Riley made most of time with Chipper, Washington in big league camp

The Atlanta Braves have been building for the future over the past three years. While much of the focus has been on the glut of pitching prospects assembled in the minor leagues, there are more than a few hitters making a name for themselves as well.

One such man is slugging third baseman Austin Riley.

A 20-year-old Mississippi native, Riley got his first taste of major league camp this spring. Armed with prodigious power, he turned in consecutive 20-homer campaigns and the team is hopeful that Riley could answer the third base question that has plagued Atlanta since the retirement of Chipper Jones in 2012.

While no one is expecting him to replicate Jones’ lofty numbers, Riley’s bat could make an impact in the middle of the order for years to come. For now though, it’s been all about getting comfortable in his surroundings this spring and spending time around the big leaguers.

“It’s been fun just being around the guys, the veteran guys really,” said Riley. “I’m just taking it all in. Chipper’s been in town. Fred McGriff is always around. It’s kind of cool to experience it all and I’m just thankful to be a part of it.”

The presence of Jones at Braves spring training is always of particular interest for both the fans and players alike. Many of the younger generation of players grew up watching him play for nearly two decades in Atlanta. Now they get a chance to don the same uniform and pick the brain of a Hall of Famer.

“He’s been around quite a bit, and I spent some time with him for sure,” said Riley of his time with Jones. “Really he’s just focusing on trying to develop my game as much as he can.”

That development goes beyond simple cage tips, fielding pointers and sage advice. Jones was one of the most cerebral hitters in the game. It’s one of the many reasons he earned a place in Cooperstown. That mental makeup and the ability to think along with the opposing pitcher is something Jones is hoping to impart to Riley and other young hitters.

“We talked about the game inside the game,” said Riley. “That’s the biggest thing that’s clicked for me with him is that there’s the game and then there’s the game with the pitcher. I tried to pick his brain and what he’s trying to do with the at-bat and that’s been the biggest thing that I’ve taken with advice from him.”

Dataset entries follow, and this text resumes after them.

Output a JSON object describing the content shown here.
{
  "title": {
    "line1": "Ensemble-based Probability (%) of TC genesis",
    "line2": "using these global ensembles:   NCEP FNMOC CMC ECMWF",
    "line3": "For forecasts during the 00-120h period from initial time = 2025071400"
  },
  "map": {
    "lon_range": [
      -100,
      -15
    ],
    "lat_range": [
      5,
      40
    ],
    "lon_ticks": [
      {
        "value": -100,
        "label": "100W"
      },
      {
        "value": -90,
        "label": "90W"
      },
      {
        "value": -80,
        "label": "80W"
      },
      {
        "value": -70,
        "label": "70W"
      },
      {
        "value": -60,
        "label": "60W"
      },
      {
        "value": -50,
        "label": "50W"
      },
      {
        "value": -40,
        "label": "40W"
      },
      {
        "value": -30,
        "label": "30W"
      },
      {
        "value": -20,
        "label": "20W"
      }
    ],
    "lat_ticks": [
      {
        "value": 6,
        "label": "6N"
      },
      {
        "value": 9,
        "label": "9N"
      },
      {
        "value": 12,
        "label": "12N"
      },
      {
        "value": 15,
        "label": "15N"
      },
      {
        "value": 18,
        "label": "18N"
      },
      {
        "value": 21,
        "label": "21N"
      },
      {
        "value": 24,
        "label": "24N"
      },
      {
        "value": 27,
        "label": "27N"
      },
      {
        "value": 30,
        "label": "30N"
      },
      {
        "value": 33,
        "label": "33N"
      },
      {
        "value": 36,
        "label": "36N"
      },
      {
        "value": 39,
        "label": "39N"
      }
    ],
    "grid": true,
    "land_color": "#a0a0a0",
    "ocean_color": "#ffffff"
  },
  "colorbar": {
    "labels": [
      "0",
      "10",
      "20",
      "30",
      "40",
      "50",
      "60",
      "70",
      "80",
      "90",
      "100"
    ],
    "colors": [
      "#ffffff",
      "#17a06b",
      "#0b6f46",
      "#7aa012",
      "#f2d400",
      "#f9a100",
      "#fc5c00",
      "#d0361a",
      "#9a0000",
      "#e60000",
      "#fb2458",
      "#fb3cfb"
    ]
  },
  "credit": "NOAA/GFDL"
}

Already this spring, Riley has shown glimpses of the light-tower power that’s helped him climb the prospect hot sheets. He belted a pair of home runs among his five hits before being reassigned to minor league camp this week. Though Riley batted just .208 and struck out 10 times in 24 at-bats this spring, his growth as an all-around player over the past three seasons is evident.

Riley opened 2017 with High-A Florida and was promoted to Double-A in July. He closed out the year with a .315/.389/.511 slash line and eight home runs in 48 games with Mississippi. Riley followed that up with another power display in the Arizona Fall League, where he batted .300 with six home runs, just one off Ronald Acuña’s league-leading total. Even more encouraging from Riley’s overall numbers, his walk rate improved and his strikeout rate dropped from his 2016 season with Low-A Rome.

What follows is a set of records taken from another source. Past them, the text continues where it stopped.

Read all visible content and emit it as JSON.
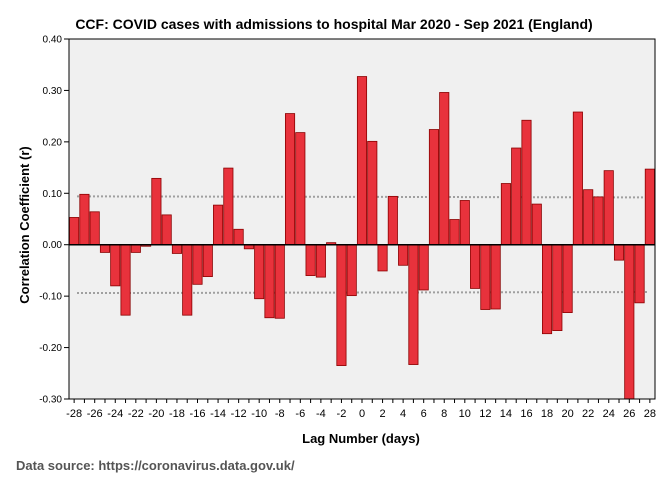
{
  "chart_data": {
    "type": "bar",
    "title": "CCF: COVID cases with admissions to hospital Mar 2020 - Sep 2021 (England)",
    "xlabel": "Lag Number (days)",
    "ylabel": "Correlation Coefficient (r)",
    "ylim": [
      -0.3,
      0.4
    ],
    "yticks": [
      "0.40",
      "0.30",
      "0.20",
      "0.10",
      "0.00",
      "-0.10",
      "-0.20",
      "-0.30"
    ],
    "ytick_values": [
      0.4,
      0.3,
      0.2,
      0.1,
      0.0,
      -0.1,
      -0.2,
      -0.3
    ],
    "xtick_labels": [
      "-28",
      "-26",
      "-24",
      "-22",
      "-20",
      "-18",
      "-16",
      "-14",
      "-12",
      "-10",
      "-8",
      "-6",
      "-4",
      "-2",
      "0",
      "2",
      "4",
      "6",
      "8",
      "10",
      "12",
      "14",
      "16",
      "18",
      "20",
      "22",
      "24",
      "26",
      "28"
    ],
    "categories": [
      -28,
      -27,
      -26,
      -25,
      -24,
      -23,
      -22,
      -21,
      -20,
      -19,
      -18,
      -17,
      -16,
      -15,
      -14,
      -13,
      -12,
      -11,
      -10,
      -9,
      -8,
      -7,
      -6,
      -5,
      -4,
      -3,
      -2,
      -1,
      0,
      1,
      2,
      3,
      4,
      5,
      6,
      7,
      8,
      9,
      10,
      11,
      12,
      13,
      14,
      15,
      16,
      17,
      18,
      19,
      20,
      21,
      22,
      23,
      24,
      25,
      26,
      27,
      28
    ],
    "values": [
      0.053,
      0.098,
      0.064,
      -0.015,
      -0.08,
      -0.137,
      -0.015,
      -0.003,
      0.129,
      0.058,
      -0.017,
      -0.137,
      -0.077,
      -0.062,
      0.077,
      0.149,
      0.03,
      -0.008,
      -0.105,
      -0.142,
      -0.143,
      0.255,
      0.218,
      -0.06,
      -0.063,
      0.004,
      -0.235,
      -0.099,
      0.327,
      0.201,
      -0.051,
      0.094,
      -0.04,
      -0.233,
      -0.088,
      0.224,
      0.296,
      0.049,
      0.086,
      -0.085,
      -0.126,
      -0.125,
      0.119,
      0.188,
      0.242,
      0.079,
      -0.173,
      -0.167,
      -0.132,
      0.258,
      0.107,
      0.093,
      0.144,
      -0.03,
      -0.3,
      -0.113,
      0.147
    ],
    "confidence_band": {
      "upper": [
        0.094,
        0.092
      ],
      "lower": [
        -0.094,
        -0.092
      ]
    },
    "colors": {
      "bar_fill": "#e8323c",
      "bar_stroke": "#8b0000",
      "plot_bg": "#f0f0f0",
      "band_line": "#a0a0a0"
    }
  },
  "source_note": "Data source: https://coronavirus.data.gov.uk/"
}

As the competition has gotten better, so has Riley. With the physical skills already on display, he is hoping this spring will be the kind of learning experience that will prove beneficial in other ways.

“Really just getting that feel of being around everybody and trying to get that big league experience, but you know at the same time I’m just trying to be the best that I can and get better,” said Riley of his spring so far.

“I’ve got some more time in the minor leagues for sure, so I’m really just trying to take everything in, being all-ears to what everyone says and just enjoy it as much as I can.”

Though Riley’s bat gets most of the the attention, he’s spent plenty of time trying to improve in every facet of the game. Riley slimmed down a touch over the winter and has been working hard to develop into a solid defensive third baseman.

The former high school pitcher has the arm, but improving his footwork and range have been top priorities. He cut the errors down from 30 in 335 chances in 2016 to 20 in 326 chances last season.

“You don’t want to be a liability out there on the field, so you’ve got to take just as much pride in defense as you do hitting,” said Riley.

He got a little help in that department this spring. Spending a month in big league camp meant that Riley got a chance to work with one of the top fielding gurus in the game.

“Ron Washington has been tremendous,” said Riley of the Atlanta infield coach. “The first couple of days I worked with him I was like, ‘Wow, there’s so many things that I didn’t know.’ Whether it’s position with the glove, coming through the ball, whatever it might be, I have that much more room to improve. That’s the thing that’s going to make me that much better on defense.”

The extra time spent at the hot corner will only make Riley a better player and raise his prospect stock. The bat may take him to the big leagues one day, but the glove could definitely help him stay.

It will probably 2019 before Riley finds his way to SunTrust Park. Expect him to return to Mississippi for an encore to open the season. But if last year’s success is any indication, it may not be long until Riley is knocking on the door in Triple-A Gwinnett.